Ощипанные голуби делали безнадежные попытки взлететь, но быстро уставали и почти сразу же падали на землю. После этого они были уже не в силах шевелиться и позволяли привязать себе крылья из желтого, красного, зеленого или синего шелка, которые им щедро поставлял муниципалитет. Затем им показывали, как этими крыльями пользоваться, и птицы, полные достоинства, возвращались в свои гнезда, а их торжественный полет походил на священнодействие. Это зрелище начало надоедать Ангелу. Подумав, что Анна вовсе не приедет — наверное, повез Рошель куда-нибудь в другое место,— он опять поднялся.

Ангел пересек парк и прошел мимо группы детей, которые забавлялись тем, что убивали молотками муравьев, играли в классики, совокупляли древесных клопов и предавались прочим соответствующим их возрасту играм. Женщины шили из клеены слюнявчики, дабы младенец мог безбоязненно опрокинуть свою бутылочку, или же просто лелеяли своих чад.
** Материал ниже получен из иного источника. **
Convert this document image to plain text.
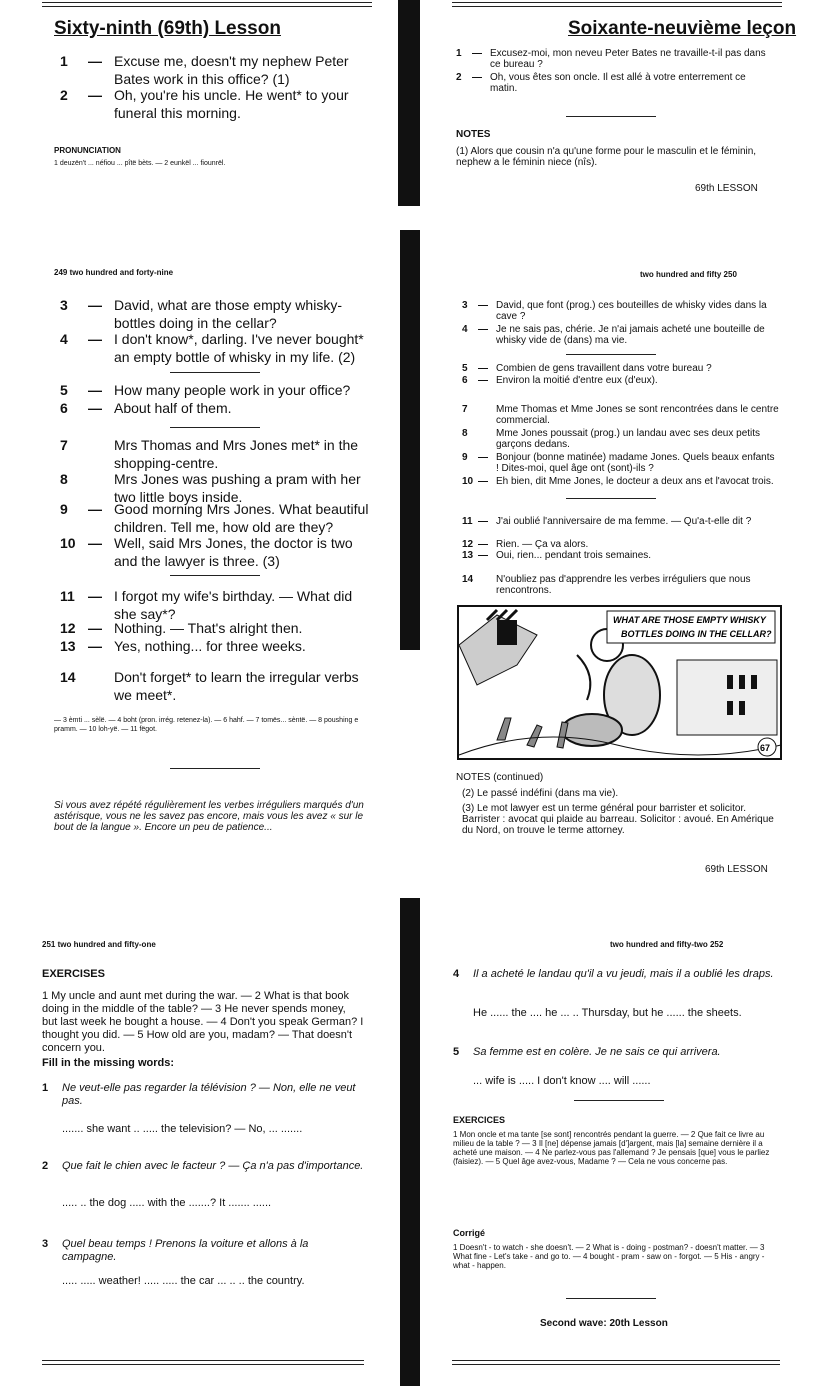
Sixty-ninth (69th) Lesson	Soixante-neuvième leçon
1	— Excuse me, doesn't my nephew Peter Bates work in this office? (1)
2	— Oh, you're his uncle. He went* to your funeral this morning.
PRONUNCIATION
1 deuzën't ... néfiou ... pîtë bèts. — 2 eunkël ... fiounrël.
1	— Excusez-moi, mon neveu Peter Bates ne travaille-t-il pas dans ce bureau ?
2	— Oh, vous êtes son oncle. Il est allé à votre enterrement ce matin.
NOTES
(1) Alors que cousin n'a qu'une forme pour le masculin et le féminin, nephew a le féminin niece (nîs).
69th LESSON
249 two hundred and forty-nine	two hundred and fifty 250
3	— David, what are those empty whisky-bottles doing in the cellar?
4	— I don't know*, darling. I've never bought* an empty bottle of whisky in my life. (2)
5	— How many people work in your office?
6	— About half of them.
7	Mrs Thomas and Mrs Jones met* in the shopping-centre.
8	Mrs Jones was pushing a pram with her two little boys inside.
9	— Good morning Mrs Jones. What beautiful children. Tell me, how old are they?
10 — Well, said Mrs Jones, the doctor is two and the lawyer is three. (3)
11 — I forgot my wife's birthday. — What did she say*?
12 — Nothing. — That's alright then.
13 — Yes, nothing... for three weeks.
14	Don't forget* to learn the irregular verbs we meet*.
— 3 èmti ... sèlë. — 4 boht (pron. irrég. retenez-la). — 6 hahf. — 7 tomës... sèntë. — 8 poushing e pramm. — 10 loh-yë. — 11 fëgot.
Si vous avez répété régulièrement les verbes irréguliers marqués d'un astérisque, vous ne les savez pas encore, mais vous les avez « sur le bout de la langue ». Encore un peu de patience...
3	— David, que font (prog.) ces bouteilles de whisky vides dans la cave ?
4	— Je ne sais pas, chérie. Je n'ai jamais acheté une bouteille de whisky vide de (dans) ma vie.
5	— Combien de gens travaillent dans votre bureau ?
6	— Environ la moitié d'entre eux (d'eux).
7	Mme Thomas et Mme Jones se sont rencontrées dans le centre commercial.
8	Mme Jones poussait (prog.) un landau avec ses deux petits garçons dedans.
9	— Bonjour (bonne matinée) madame Jones. Quels beaux enfants ! Dites-moi, quel âge ont (sont)-ils ?
10 — Eh bien, dit Mme Jones, le docteur a deux ans et l'avocat trois.
11 — J'ai oublié l'anniversaire de ma femme. — Qu'a-t-elle dit ?
12 — Rien. — Ça va alors.
13 — Oui, rien... pendant trois semaines.
14	N'oubliez pas d'apprendre les verbes irréguliers que nous rencontrons.
WHAT ARE THOSE EMPTY WHISKY
BOTTLES DOING IN THE CELLAR?
67
NOTES (continued)
(2) Le passé indéfini (dans ma vie).
(3) Le mot lawyer est un terme général pour barrister et solicitor. Barrister : avocat qui plaide au barreau. Solicitor : avoué. En Amérique du Nord, on trouve le terme attorney.
69th LESSON
251 two hundred and fifty-one	two hundred and fifty-two 252
EXERCISES
1 My uncle and aunt met during the war. — 2 What is that book doing in the middle of the table? — 3 He never spends money, but last week he bought a house. — 4 Don't you speak German? I thought you did. — 5 How old are you, madam? — That doesn't concern you.
Fill in the missing words:
1	Ne veut-elle pas regarder la télévision ? — Non, elle ne veut pas.
....... she want .. ..... the television? — No, ... .......
2	Que fait le chien avec le facteur ? — Ça n'a pas d'importance.
..... .. the dog ..... with the .......? It ....... ......
3	Quel beau temps ! Prenons la voiture et allons à la campagne.
..... ..... weather! ..... ..... the car ... .. .. the country.
4	Il a acheté le landau qu'il a vu jeudi, mais il a oublié les draps.
He ...... the .... he ... .. Thursday, but he ...... the sheets.
5	Sa femme est en colère. Je ne sais ce qui arrivera.
... wife is ..... I don't know .... will ......
EXERCICES
1 Mon oncle et ma tante [se sont] rencontrés pendant la guerre. — 2 Que fait ce livre au milieu de la table ? — 3 Il [ne] dépense jamais [d']argent, mais [la] semaine dernière il a acheté une maison. — 4 Ne parlez-vous pas l'allemand ? Je pensais [que] vous le parliez (faisiez). — 5 Quel âge avez-vous, Madame ? — Cela ne vous concerne pas.
Corrigé
1 Doesn't - to watch - she doesn't. — 2 What is - doing - postman? - doesn't matter. — 3 What fine - Let's take - and go to. — 4 bought - pram - saw on - forgot. — 5 His - angry - what - happen.
Second wave: 20th Lesson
Некоторые из них занимались вязанием, другие только ради приличия делали вид, что вяжут, в чем можно было легко убедиться, поскольку у них не было пряжи.

Ангел толкнул решетчатую калитку. Она захлопнулась за ним, и он оказался на улице. Мимо проходили люди, проезжали по шоссе машины, но где же Анна? Он постоял на месте несколько минут, не зная, что делать: уходить или еще подождать. Мысль о том, что он не знает, какого цвета глаза у Рошель, пригвоздила его к мостовой как раз посреди проезжей части, одна из машин поднялась на дыбы, ибо водителю пришлось резко нажать на тормоз. Следом за этой машиной ехал Анна. Он остановился у тротуара, и Ангел сел в машину. Рошель заняла место впереди, и Ангел оказался один на заднем сиденье, среди перевязанных веревками рессор и разного хлама. Он подался вперед, чтобы пожать им руки. Анна извинился за опоздание. Машина тронулась. Анне пришлось резко вывернуть руль, чтобы избежать столкновения с останками перевернутого такси.

Они доехали до того места, где вдоль тротуаров росли деревья, и свернули налево от статуи. Здесь было меньше машин, и Анна прибавил скорость. Солнцу наконец-то удалось найти запад, и оно вдвое быстрее скатывалось в этом направлении, чтобы наверстать упущенное время. Анна уверенно управлял машиной и забавлялся тем, что хлопал автоматическими указателями поворотов по ушам детей, гуляющих по краю тротуара; для этого ему приходилось подъезжать к самой бровке, и он всякий раз рисковал ободрать краску с шин, однако ему удалось не получить ни единой царапины. К несчастью, ему попалась девочка лет девяти или десяти, лопухи которой были далеко оттопырены, и указатель, ударившись о мочку ее уха, разбился вдребезги. С конца оборванного провода частыми каплями стекало электричество, а стрелка амперметра угрожающе двинулась вниз. Рошель постучала по прибору, но безрезультатно. Температура зажигания понизилась, и упали обороты мотора. Через несколько измерений Анна остановил машину.

— Что случилось? — спросил Ангел.

Он ничего не мог понять, потому что уже давно был сосредоточен на разглядывании волос Рошель.

— Черт побери! — взревел Анна.— Все из-за этой грязной пацанки!

— Разбился указатель,— пояснила, обернувшись к Ангелу, Рошель.

Чтобы попытаться исправить поломку, Анна вышел и принялся хлопотать вокруг хрупкой механики. Он пробовал связать провод с помощью медицинского кетгута.

Рошель встала на колени и, облокотясь о сиденье, обернулась назад.

— Вы долго нас ждали? — спросила она.

— О, пустяки...— пробормотал Ангел.

Смотреть ей в лицо было делом достаточно трудным: оно сияло слишком сильно. И все же ее глаза... нужно было увидеть, какого они цвета...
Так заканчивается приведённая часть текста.